Council roading manager Mike Harrison said nearly all vehicles were now travelling through the intersection at the 50kmh speed limit.
“That’s a significant change, because at 70kmh an hour, if you strike a pedestrian, they’re going to die,” Mr Harrison said.
“The probability of people going home safely at the end of each day is significantly more achievable and it helps me sleep better at night.”
The reduction in speeds at the intersection was pleasantly surprising, he said.
“If it actually spurs a change in behaviour for people to think about intersections then hopefully it’ll avoid them having a crash.
“You drive around that roundabout at about 25-30kmh, which is the same speed you go through every other uncontrolled intersection around the town.”

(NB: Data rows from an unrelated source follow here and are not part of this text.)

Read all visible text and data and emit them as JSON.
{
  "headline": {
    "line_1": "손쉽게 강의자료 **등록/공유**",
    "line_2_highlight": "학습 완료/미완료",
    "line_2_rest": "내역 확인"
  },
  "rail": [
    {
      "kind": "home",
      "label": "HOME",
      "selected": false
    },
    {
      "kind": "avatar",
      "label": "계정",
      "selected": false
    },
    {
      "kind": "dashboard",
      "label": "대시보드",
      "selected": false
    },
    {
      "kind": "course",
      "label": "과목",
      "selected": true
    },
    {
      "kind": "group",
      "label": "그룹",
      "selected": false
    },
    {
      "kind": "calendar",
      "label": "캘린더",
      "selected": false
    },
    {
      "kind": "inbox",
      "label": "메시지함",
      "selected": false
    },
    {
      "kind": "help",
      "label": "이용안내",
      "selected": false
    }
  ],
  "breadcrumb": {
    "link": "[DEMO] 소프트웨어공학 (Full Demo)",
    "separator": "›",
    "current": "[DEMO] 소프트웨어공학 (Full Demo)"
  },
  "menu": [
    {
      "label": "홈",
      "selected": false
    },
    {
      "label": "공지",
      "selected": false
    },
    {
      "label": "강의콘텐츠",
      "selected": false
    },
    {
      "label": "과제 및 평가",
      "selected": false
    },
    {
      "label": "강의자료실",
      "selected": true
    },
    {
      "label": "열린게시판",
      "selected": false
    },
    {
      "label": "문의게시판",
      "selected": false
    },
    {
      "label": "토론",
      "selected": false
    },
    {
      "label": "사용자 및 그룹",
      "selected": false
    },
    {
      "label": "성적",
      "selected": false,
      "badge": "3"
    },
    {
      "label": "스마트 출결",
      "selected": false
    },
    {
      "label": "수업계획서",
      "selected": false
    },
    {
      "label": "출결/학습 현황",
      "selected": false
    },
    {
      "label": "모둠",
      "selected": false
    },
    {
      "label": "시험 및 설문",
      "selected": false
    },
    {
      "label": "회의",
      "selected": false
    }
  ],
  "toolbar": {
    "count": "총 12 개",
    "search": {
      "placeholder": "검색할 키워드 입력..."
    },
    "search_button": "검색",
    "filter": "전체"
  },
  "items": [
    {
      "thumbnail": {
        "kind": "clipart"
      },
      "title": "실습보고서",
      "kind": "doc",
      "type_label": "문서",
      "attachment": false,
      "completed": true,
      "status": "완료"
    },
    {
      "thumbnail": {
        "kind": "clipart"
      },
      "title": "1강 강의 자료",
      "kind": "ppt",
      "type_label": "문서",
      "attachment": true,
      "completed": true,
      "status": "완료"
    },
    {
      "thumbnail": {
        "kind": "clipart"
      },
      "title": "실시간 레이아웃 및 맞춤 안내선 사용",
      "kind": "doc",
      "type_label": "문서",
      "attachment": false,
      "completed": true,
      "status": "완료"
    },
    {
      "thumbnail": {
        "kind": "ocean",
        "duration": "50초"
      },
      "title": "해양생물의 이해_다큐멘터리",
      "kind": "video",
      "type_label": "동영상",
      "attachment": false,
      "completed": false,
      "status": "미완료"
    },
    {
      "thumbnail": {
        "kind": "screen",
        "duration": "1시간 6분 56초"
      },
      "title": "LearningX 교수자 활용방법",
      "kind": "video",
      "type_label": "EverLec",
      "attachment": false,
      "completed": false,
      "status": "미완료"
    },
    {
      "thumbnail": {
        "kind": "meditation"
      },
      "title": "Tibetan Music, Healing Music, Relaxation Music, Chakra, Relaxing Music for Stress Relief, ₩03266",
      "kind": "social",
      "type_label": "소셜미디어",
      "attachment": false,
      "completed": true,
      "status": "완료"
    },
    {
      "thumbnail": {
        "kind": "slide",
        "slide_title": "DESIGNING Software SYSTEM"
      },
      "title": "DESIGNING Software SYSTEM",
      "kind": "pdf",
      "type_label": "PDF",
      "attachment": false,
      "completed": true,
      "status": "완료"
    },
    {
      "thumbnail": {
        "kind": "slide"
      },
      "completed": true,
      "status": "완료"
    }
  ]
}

However, the size and design of the roundabout has drawn plenty of criticism online. It is Oamaru’s largest roundabout, with the outer lane measuring 4m wide.
Mr Harrison was aware of comments made online, but said he was yet to receive any direct complaints to the council.
“I haven’t had anybody say can’t do this’. If somebody’s actually having direct issues, I do want to know.”
The large circle apron was the required size for heavy commercial vehicles, Mr Harrison said.
“[Motorists] can drive around there on [the] normal road, but if they are carrying a trailer or something like that they will go on to the apron,” he said.
Mr Harrison said he valued the community’s feedback as he was always “looking for what we’ve missed”.
“I’m not saying that we are right but I’m trying to say that we’re not wrong,” he said.
“Everyone can come up with a different way of doing things and all of them are right.”